Per registrarsi e iniziare a usare HYPE bastano pochi minuti, completamente online, senza necessità di inviare documenti cartacei. Vi rimandiamo al loro sito ufficiale per ottenere la carta ed essere pronti ad utilizzarla in totale sicurezza negli States.

 

Carta di debito N26 You

L’altra soluzione che vi presentiamo è N26 You, che è un conto online il quale automaticamente include l’emissione di una carta senza commissioni all’estero, assicurazione viaggi e garanzia estesa sugli acquisti qualificati. La cosa veramente bella di questa soluzione è che con N26 You puoi prelevare gratuitamente in qualsiasi valuta, ovunque nel mondo.
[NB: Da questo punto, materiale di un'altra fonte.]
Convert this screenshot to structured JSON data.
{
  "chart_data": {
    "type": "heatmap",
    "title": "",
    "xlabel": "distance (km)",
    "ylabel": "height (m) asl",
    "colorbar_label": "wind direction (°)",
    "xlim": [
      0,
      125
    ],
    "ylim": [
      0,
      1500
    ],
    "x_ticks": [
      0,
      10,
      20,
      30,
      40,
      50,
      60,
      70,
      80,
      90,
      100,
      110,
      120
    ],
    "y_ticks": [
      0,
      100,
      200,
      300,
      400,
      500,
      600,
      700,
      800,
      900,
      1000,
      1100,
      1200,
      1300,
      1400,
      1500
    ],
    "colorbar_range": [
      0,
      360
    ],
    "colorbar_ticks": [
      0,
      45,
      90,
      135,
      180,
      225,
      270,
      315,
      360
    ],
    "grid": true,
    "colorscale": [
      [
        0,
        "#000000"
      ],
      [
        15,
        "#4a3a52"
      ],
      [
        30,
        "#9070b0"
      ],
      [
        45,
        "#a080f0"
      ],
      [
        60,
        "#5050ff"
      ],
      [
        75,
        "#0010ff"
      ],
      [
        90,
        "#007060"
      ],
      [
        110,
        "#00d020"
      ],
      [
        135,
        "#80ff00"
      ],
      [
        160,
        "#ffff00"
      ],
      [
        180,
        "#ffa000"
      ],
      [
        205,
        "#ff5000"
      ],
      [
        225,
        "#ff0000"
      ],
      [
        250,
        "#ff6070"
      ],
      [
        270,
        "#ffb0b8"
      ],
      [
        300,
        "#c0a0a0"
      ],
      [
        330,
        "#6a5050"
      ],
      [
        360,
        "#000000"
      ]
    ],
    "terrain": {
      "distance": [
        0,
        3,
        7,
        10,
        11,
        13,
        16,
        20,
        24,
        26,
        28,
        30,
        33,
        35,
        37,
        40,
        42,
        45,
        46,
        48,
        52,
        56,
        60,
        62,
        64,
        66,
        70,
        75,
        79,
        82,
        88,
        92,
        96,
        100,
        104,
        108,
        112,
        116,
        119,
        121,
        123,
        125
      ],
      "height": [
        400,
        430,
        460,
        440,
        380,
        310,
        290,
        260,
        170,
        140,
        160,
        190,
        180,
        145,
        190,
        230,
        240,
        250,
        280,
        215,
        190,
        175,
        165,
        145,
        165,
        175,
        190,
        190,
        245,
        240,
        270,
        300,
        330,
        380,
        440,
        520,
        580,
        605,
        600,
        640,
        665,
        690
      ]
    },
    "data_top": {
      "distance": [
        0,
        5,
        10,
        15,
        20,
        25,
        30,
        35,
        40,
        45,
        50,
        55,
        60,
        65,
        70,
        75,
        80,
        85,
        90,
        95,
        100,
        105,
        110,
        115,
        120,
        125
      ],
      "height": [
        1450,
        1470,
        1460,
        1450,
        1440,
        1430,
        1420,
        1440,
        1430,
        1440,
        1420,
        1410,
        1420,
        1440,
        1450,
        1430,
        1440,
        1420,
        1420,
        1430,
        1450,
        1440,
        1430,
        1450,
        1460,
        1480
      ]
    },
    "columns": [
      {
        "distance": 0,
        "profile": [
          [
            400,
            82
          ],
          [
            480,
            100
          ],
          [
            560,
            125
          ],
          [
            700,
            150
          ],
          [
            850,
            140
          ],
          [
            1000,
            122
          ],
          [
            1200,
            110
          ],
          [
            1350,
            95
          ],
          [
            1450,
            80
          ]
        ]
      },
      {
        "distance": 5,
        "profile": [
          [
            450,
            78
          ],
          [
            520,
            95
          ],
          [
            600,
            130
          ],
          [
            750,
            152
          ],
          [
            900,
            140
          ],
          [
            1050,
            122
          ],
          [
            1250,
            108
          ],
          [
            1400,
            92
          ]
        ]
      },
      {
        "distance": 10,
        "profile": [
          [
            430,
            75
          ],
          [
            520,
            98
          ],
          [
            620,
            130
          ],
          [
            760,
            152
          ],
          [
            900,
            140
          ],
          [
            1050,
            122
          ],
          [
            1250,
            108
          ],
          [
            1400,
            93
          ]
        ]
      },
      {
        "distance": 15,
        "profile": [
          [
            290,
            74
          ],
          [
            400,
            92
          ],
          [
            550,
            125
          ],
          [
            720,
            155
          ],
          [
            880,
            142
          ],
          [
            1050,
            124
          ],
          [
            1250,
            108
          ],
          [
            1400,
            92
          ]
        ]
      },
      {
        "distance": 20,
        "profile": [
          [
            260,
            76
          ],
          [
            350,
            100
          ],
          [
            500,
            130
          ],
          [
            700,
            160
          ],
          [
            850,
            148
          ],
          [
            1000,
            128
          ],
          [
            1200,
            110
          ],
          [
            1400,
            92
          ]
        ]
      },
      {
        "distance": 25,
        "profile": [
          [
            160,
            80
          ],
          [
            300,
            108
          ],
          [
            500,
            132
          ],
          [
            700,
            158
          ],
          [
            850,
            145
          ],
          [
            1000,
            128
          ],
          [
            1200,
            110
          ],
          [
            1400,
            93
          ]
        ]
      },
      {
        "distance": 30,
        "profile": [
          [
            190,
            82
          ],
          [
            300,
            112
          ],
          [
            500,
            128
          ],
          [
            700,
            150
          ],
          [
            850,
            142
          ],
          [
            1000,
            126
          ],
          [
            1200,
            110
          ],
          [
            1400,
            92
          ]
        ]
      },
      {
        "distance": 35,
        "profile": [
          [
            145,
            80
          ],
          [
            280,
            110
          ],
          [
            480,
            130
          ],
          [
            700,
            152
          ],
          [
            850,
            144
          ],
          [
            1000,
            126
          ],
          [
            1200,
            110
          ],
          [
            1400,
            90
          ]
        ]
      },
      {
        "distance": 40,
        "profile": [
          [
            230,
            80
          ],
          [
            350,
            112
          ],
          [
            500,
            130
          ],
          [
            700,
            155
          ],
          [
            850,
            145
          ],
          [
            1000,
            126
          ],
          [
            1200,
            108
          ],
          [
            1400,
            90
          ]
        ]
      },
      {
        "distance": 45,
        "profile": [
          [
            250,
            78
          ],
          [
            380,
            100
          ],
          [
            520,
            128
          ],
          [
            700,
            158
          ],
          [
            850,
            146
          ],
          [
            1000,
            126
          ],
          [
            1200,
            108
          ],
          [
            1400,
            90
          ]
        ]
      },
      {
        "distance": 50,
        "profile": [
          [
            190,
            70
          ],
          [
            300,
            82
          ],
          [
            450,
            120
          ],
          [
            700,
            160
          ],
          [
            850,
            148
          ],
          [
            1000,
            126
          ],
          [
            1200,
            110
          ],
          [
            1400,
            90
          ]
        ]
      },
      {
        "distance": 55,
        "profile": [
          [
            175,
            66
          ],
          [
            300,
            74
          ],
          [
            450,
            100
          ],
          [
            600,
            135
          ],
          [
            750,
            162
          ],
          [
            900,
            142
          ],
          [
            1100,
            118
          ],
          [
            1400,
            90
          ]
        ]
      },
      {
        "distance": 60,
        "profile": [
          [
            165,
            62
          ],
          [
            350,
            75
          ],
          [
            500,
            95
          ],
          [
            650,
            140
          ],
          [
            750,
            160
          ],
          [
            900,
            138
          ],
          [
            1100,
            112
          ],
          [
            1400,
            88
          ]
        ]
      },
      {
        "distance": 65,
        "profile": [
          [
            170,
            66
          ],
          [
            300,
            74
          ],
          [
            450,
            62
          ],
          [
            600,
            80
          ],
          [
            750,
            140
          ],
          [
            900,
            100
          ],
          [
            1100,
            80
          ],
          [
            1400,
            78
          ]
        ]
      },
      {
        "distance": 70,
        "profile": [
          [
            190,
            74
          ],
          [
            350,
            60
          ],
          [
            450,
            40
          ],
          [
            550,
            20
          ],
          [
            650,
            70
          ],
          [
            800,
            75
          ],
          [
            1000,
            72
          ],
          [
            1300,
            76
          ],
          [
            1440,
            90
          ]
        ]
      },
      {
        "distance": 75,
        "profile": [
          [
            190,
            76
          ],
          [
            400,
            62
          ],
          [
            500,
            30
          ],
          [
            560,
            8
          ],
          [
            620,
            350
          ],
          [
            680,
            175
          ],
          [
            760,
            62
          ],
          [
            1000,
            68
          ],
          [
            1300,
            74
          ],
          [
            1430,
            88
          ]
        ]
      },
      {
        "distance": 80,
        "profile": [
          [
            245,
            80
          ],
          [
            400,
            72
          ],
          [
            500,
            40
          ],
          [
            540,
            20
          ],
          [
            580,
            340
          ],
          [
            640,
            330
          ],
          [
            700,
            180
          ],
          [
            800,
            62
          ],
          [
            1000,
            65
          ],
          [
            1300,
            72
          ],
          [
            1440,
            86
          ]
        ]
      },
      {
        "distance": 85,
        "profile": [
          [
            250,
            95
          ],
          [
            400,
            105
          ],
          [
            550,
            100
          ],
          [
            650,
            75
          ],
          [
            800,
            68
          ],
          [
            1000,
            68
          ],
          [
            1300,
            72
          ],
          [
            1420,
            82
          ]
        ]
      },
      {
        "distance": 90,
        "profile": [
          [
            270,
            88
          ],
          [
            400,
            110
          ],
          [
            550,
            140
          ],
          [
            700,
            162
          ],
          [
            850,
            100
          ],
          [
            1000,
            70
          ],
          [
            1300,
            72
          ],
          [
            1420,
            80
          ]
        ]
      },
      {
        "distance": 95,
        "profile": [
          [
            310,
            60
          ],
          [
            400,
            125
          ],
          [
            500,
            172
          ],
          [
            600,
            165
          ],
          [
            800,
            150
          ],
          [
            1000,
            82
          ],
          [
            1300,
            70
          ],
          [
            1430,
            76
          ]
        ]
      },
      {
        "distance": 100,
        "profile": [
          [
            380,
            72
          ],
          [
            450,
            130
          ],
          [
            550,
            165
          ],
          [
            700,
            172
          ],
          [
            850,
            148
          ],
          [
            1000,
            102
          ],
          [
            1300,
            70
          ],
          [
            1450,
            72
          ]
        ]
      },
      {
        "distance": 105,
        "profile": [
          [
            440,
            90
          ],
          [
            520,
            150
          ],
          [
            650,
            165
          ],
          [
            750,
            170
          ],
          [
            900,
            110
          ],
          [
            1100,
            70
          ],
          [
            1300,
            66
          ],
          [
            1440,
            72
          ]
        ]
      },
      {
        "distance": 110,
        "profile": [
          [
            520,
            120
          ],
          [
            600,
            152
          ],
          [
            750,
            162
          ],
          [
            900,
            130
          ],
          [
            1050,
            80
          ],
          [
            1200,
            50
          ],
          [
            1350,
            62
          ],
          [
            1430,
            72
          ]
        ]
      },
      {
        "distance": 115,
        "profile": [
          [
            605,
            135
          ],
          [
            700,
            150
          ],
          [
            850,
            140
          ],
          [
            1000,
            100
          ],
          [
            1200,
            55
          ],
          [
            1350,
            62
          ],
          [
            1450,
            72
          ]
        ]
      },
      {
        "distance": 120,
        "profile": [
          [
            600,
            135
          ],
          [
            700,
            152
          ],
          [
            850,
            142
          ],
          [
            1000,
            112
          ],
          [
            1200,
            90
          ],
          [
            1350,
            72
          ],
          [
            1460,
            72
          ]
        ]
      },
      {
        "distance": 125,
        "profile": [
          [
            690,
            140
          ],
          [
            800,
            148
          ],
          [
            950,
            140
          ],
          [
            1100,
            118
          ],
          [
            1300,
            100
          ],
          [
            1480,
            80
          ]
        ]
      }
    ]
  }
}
Il conto costa 9,90€ al mese e prevede una serie di vantaggi:

  • Una carta contactless, ovviamente, per i tuoi pagamenti;
  • Puoi prelevare presso gli ATM gratis in tutto il mondo;
  • I pagamenti effettuati con la carta sono gratis in ogni valuta;
  • Puoi prelevare gratuitamente in tutto il mondo;
  • È compreso un pacchetto assicurativo per il tuo viaggio che comprende rimborso ritardo aereo, rimborso spese mediche e assicurazione furto;

La registrazione è velocissima e stimata in 8 minuti. Ovviamente si fa online attraverso il loro sito ufficiale che vi riportiamo dove bisogna semplicemente inserire residenza, nome, cognome, data di nascita, i propri contatti, selezionare il conto N 26 You ed è fatta.